Ihre Mutter ist mit dem Buch einverstanden. Nur sieht sie selbst nicht, was so besonders, so poetisch und lyrisch an ihren Worten ist. Sie sagt mir immer, ich soll doch lieber schöne Blumen zeichnen", lacht Katharina. "Zwar fühlt sie sich durch meine Arbeit geschmeichelt, doch möchte ich sie damit auf gar keinen Fall bloßstellen. Schizophrene leiden schon genug unter der Stigmatisierung der Gesellschaft und es gibt zu wenig Raum für die Betroffenen."

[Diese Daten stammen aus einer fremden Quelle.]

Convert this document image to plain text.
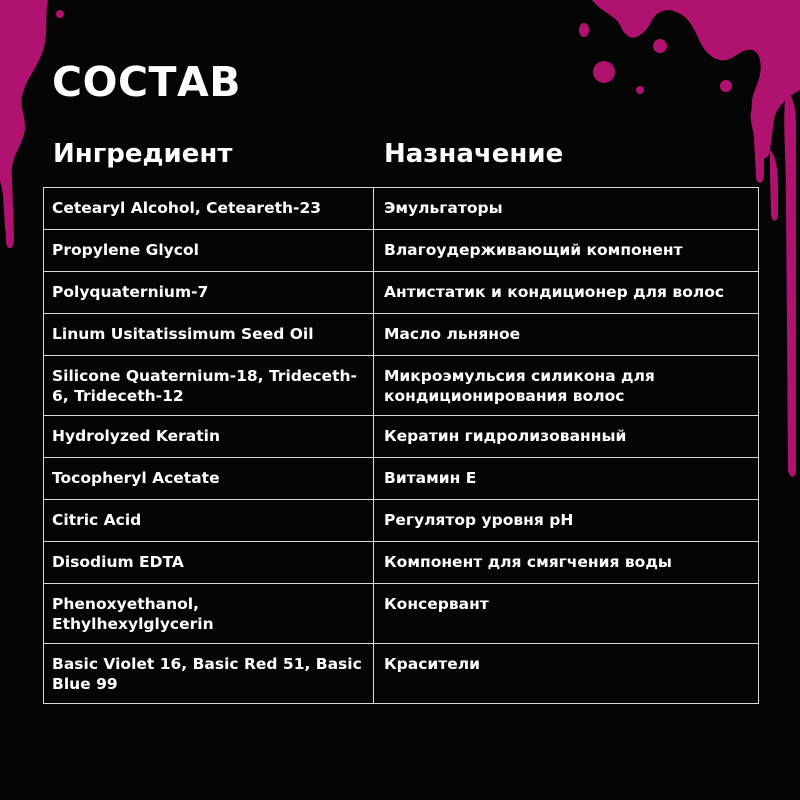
СОСТАВ
Ингредиент	Назначение
Cetearyl Alcohol, Ceteareth-23	Эмульгаторы
Propylene Glycol	Влагоудерживающий компонент
Polyquaternium-7	Антистатик и кондиционер для волос
Linum Usitatissimum Seed Oil	Масло льняное
Silicone Quaternium-18, Trideceth-6, Trideceth-12	Микроэмульсия силикона для кондиционирования волос
Hydrolyzed Keratin	Кератин гидролизованный
Tocopheryl Acetate	Витамин Е
Citric Acid	Регулятор уровня рН
Disodium EDTA	Компонент для смягчения воды
Phenoxyethanol, Ethylhexylglycerin	Консервант
Basic Violet 16, Basic Red 51, Basic Blue 99	Красители
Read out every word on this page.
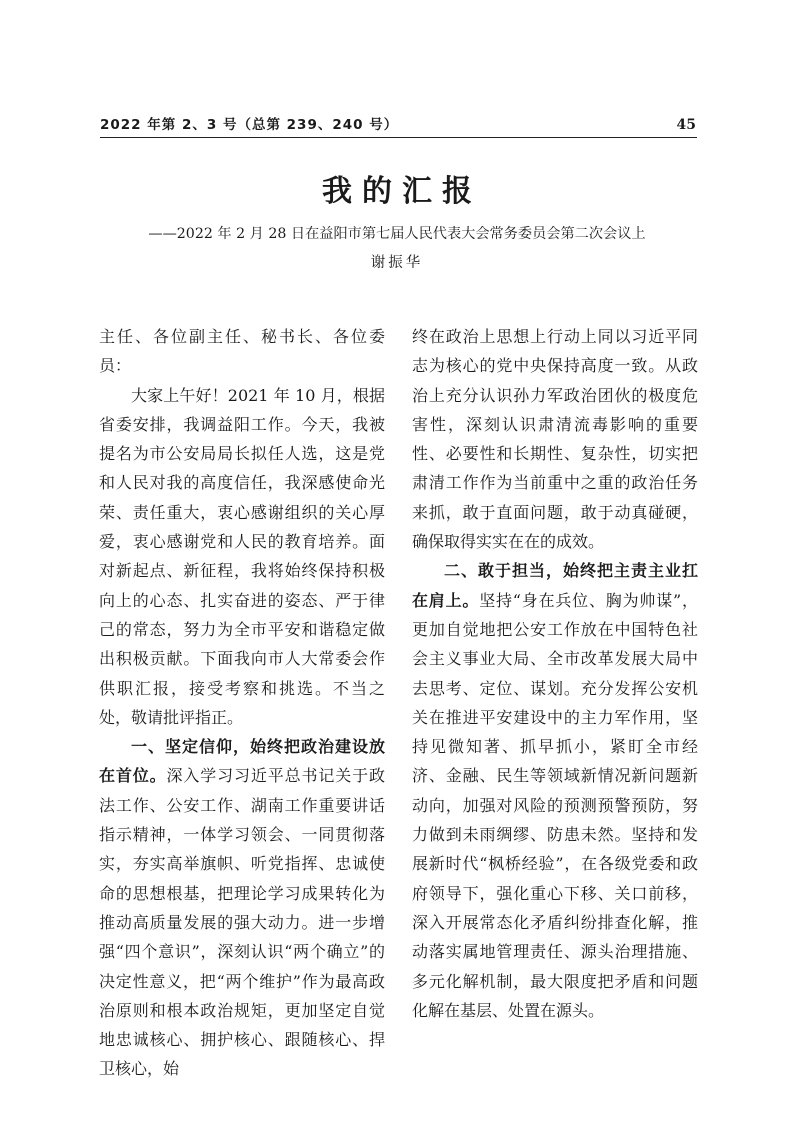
2022 年第 2、3 号（总第 239、240 号）	45
我的汇报
——2022 年 2 月 28 日在益阳市第七届人民代表大会常务委员会第二次会议上
谢振华

主任、各位副主任、秘书长、各位委员：

大家上午好！2021 年 10 月，根据省委安排，我调益阳工作。今天，我被提名为市公安局局长拟任人选，这是党和人民对我的高度信任，我深感使命光荣、责任重大，衷心感谢组织的关心厚爱，衷心感谢党和人民的教育培养。面对新起点、新征程，我将始终保持积极向上的心态、扎实奋进的姿态、严于律己的常态，努力为全市平安和谐稳定做出积极贡献。下面我向市人大常委会作供职汇报，接受考察和挑选。不当之处，敬请批评指正。

一、坚定信仰，始终把政治建设放在首位。深入学习习近平总书记关于政法工作、公安工作、湖南工作重要讲话指示精神，一体学习领会、一同贯彻落实，夯实高举旗帜、听党指挥、忠诚使命的思想根基，把理论学习成果转化为推动高质量发展的强大动力。进一步增强“四个意识”，深刻认识“两个确立”的决定性意义，把“两个维护”作为最高政治原则和根本政治规矩，更加坚定自觉地忠诚核心、拥护核心、跟随核心、捍卫核心，始

终在政治上思想上行动上同以习近平同志为核心的党中央保持高度一致。从政治上充分认识孙力军政治团伙的极度危害性，深刻认识肃清流毒影响的重要性、必要性和长期性、复杂性，切实把肃清工作作为当前重中之重的政治任务来抓，敢于直面问题，敢于动真碰硬，确保取得实实在在的成效。

二、敢于担当，始终把主责主业扛在肩上。坚持“身在兵位、胸为帅谋”，更加自觉地把公安工作放在中国特色社会主义事业大局、全市改革发展大局中去思考、定位、谋划。充分发挥公安机关在推进平安建设中的主力军作用，坚持见微知著、抓早抓小，紧盯全市经济、金融、民生等领域新情况新问题新动向，加强对风险的预测预警预防，努力做到未雨绸缪、防患未然。坚持和发展新时代“枫桥经验”，在各级党委和政府领导下，强化重心下移、关口前移，深入开展常态化矛盾纠纷排查化解，推动落实属地管理责任、源头治理措施、多元化解机制，最大限度把矛盾和问题化解在基层、处置在源头。
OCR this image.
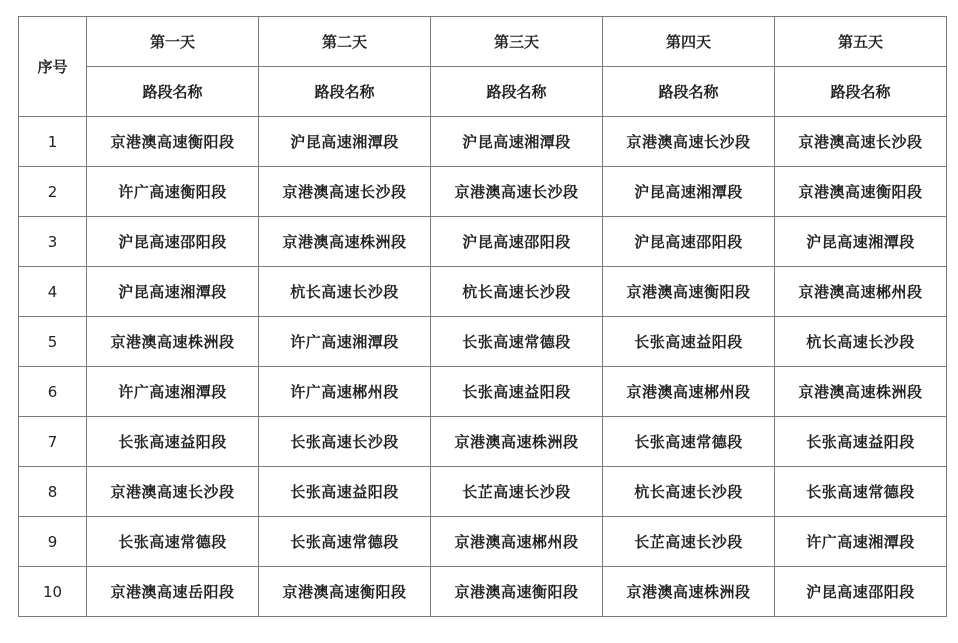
序号	第一天	第二天	第三天	第四天	第五天
	路段名称	路段名称	路段名称	路段名称	路段名称
1	京港澳高速衡阳段	沪昆高速湘潭段	沪昆高速湘潭段	京港澳高速长沙段	京港澳高速长沙段
2	许广高速衡阳段	京港澳高速长沙段	京港澳高速长沙段	沪昆高速湘潭段	京港澳高速衡阳段
3	沪昆高速邵阳段	京港澳高速株洲段	沪昆高速邵阳段	沪昆高速邵阳段	沪昆高速湘潭段
4	沪昆高速湘潭段	杭长高速长沙段	杭长高速长沙段	京港澳高速衡阳段	京港澳高速郴州段
5	京港澳高速株洲段	许广高速湘潭段	长张高速常德段	长张高速益阳段	杭长高速长沙段
6	许广高速湘潭段	许广高速郴州段	长张高速益阳段	京港澳高速郴州段	京港澳高速株洲段
7	长张高速益阳段	长张高速长沙段	京港澳高速株洲段	长张高速常德段	长张高速益阳段
8	京港澳高速长沙段	长张高速益阳段	长芷高速长沙段	杭长高速长沙段	长张高速常德段
9	长张高速常德段	长张高速常德段	京港澳高速郴州段	长芷高速长沙段	许广高速湘潭段
10	京港澳高速岳阳段	京港澳高速衡阳段	京港澳高速衡阳段	京港澳高速株洲段	沪昆高速邵阳段
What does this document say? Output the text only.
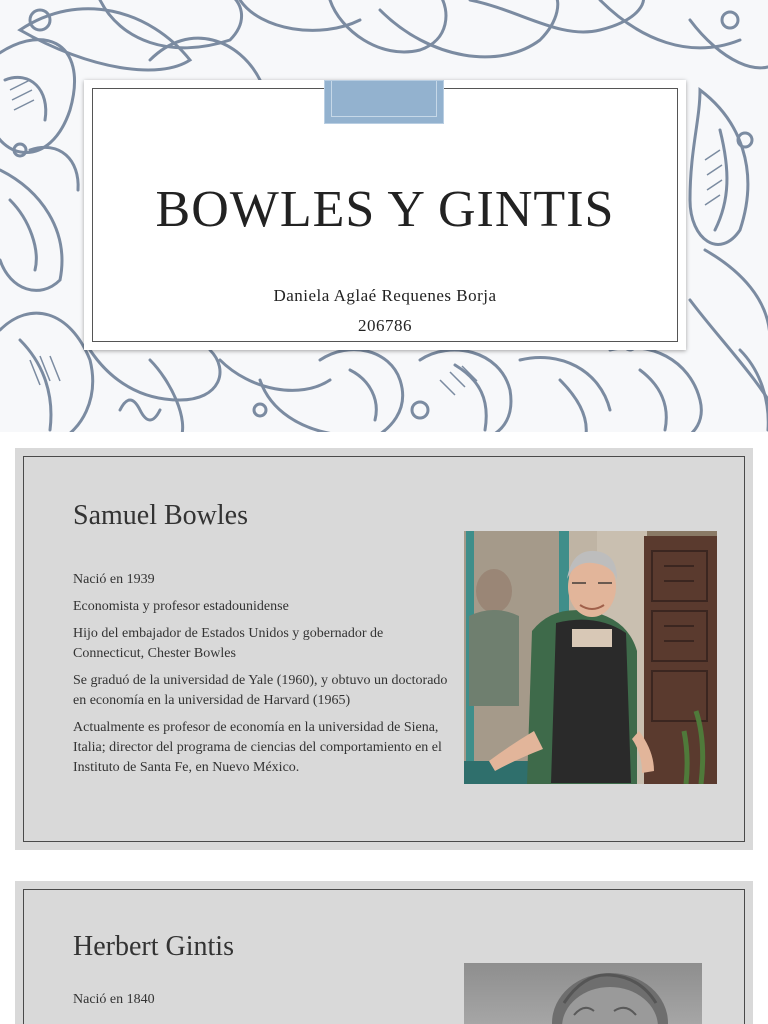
BOWLES Y GINTIS
Daniela Aglaé Requenes Borja
206786
Samuel Bowles
Nació en 1939
Economista y profesor estadounidense
Hijo del embajador de Estados Unidos y gobernador de Connecticut, Chester Bowles
Se graduó de la universidad de Yale (1960), y obtuvo un doctorado en economía en la universidad de Harvard (1965)
Actualmente es profesor de economía en la universidad de Siena, Italia; director del programa de ciencias del comportamiento en el Instituto de Santa Fe, en Nuevo México.
Herbert Gintis
Nació en 1840
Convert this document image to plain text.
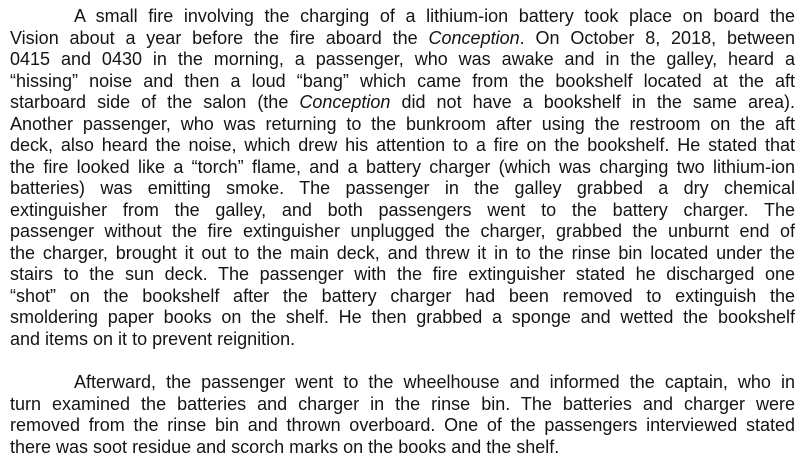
A small fire involving the charging of a lithium-ion battery took place on board the
Vision about a year before the fire aboard the Conception. On October 8, 2018, between
0415 and 0430 in the morning, a passenger, who was awake and in the galley, heard a
“hissing” noise and then a loud “bang” which came from the bookshelf located at the aft
starboard side of the salon (the Conception did not have a bookshelf in the same area).
Another passenger, who was returning to the bunkroom after using the restroom on the aft
deck, also heard the noise, which drew his attention to a fire on the bookshelf. He stated that
the fire looked like a “torch” flame, and a battery charger (which was charging two lithium-ion
batteries) was emitting smoke. The passenger in the galley grabbed a dry chemical
extinguisher from the galley, and both passengers went to the battery charger. The
passenger without the fire extinguisher unplugged the charger, grabbed the unburnt end of
the charger, brought it out to the main deck, and threw it in to the rinse bin located under the
stairs to the sun deck. The passenger with the fire extinguisher stated he discharged one
“shot” on the bookshelf after the battery charger had been removed to extinguish the
smoldering paper books on the shelf. He then grabbed a sponge and wetted the bookshelf
and items on it to prevent reignition.
Afterward, the passenger went to the wheelhouse and informed the captain, who in
turn examined the batteries and charger in the rinse bin. The batteries and charger were
removed from the rinse bin and thrown overboard. One of the passengers interviewed stated
there was soot residue and scorch marks on the books and the shelf.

Der konstruktive Umgang mit psychischen Erkrankungen
Die letzte Nachricht im Buch stammt vom 24.12.2019. "Ich musste damals einen Cut machen." Katharina legt damals eine Pause ein, geht in eine Klinik und wird dort selbst mit einer Borderline-Störung diagnostiziert. "In dieser Zeit hatte ich das Gefühl, die Diagnose meiner Mutter noch nicht richtig verarbeitet zu haben und dann kam meine eigene dazu."
Sie nutzt die Zeit, findet einen konstruktiven Umgang mit ihrer Vergangenheit und der eigenen psychischen Gesundheit. Teil davon ist es, öffentlich in Podcasts wie "Danke, gut." vom Westdeutschen Rundfunk oder Impulsraum des Asta der Filmakademie Baden-Württemberg aufzuklären.
Crowdfunding-Ziel erreicht
Die Crowdfunding-Kampagne zum Buch ist bereits erfolgreich beendet. Das ursprüngliche Fundingziel von 750 Euro wurde sogar überstiegen. Mit dem Geld hat Katharina die ersten 150 Exemplare drucken lassen. Einige davon gibt's aktuell auch im Superjuju in Stuttgart zu kaufen. Das Buch kostet 20 Euro, der Versand 5 Euro. Bestellungen nimmt Katharina auf Instagram entgegen. Was sie besonders rührt, ist der Zuspruch von Freund:innen und Bekannten, aber auch von außen: "Dafür bin ich wirklich sehr dankbar und das gibt mir auch Hoffnung, dass wir als Gesellschaft uns immer mehr öffnen für das Thema psychische Krankheiten."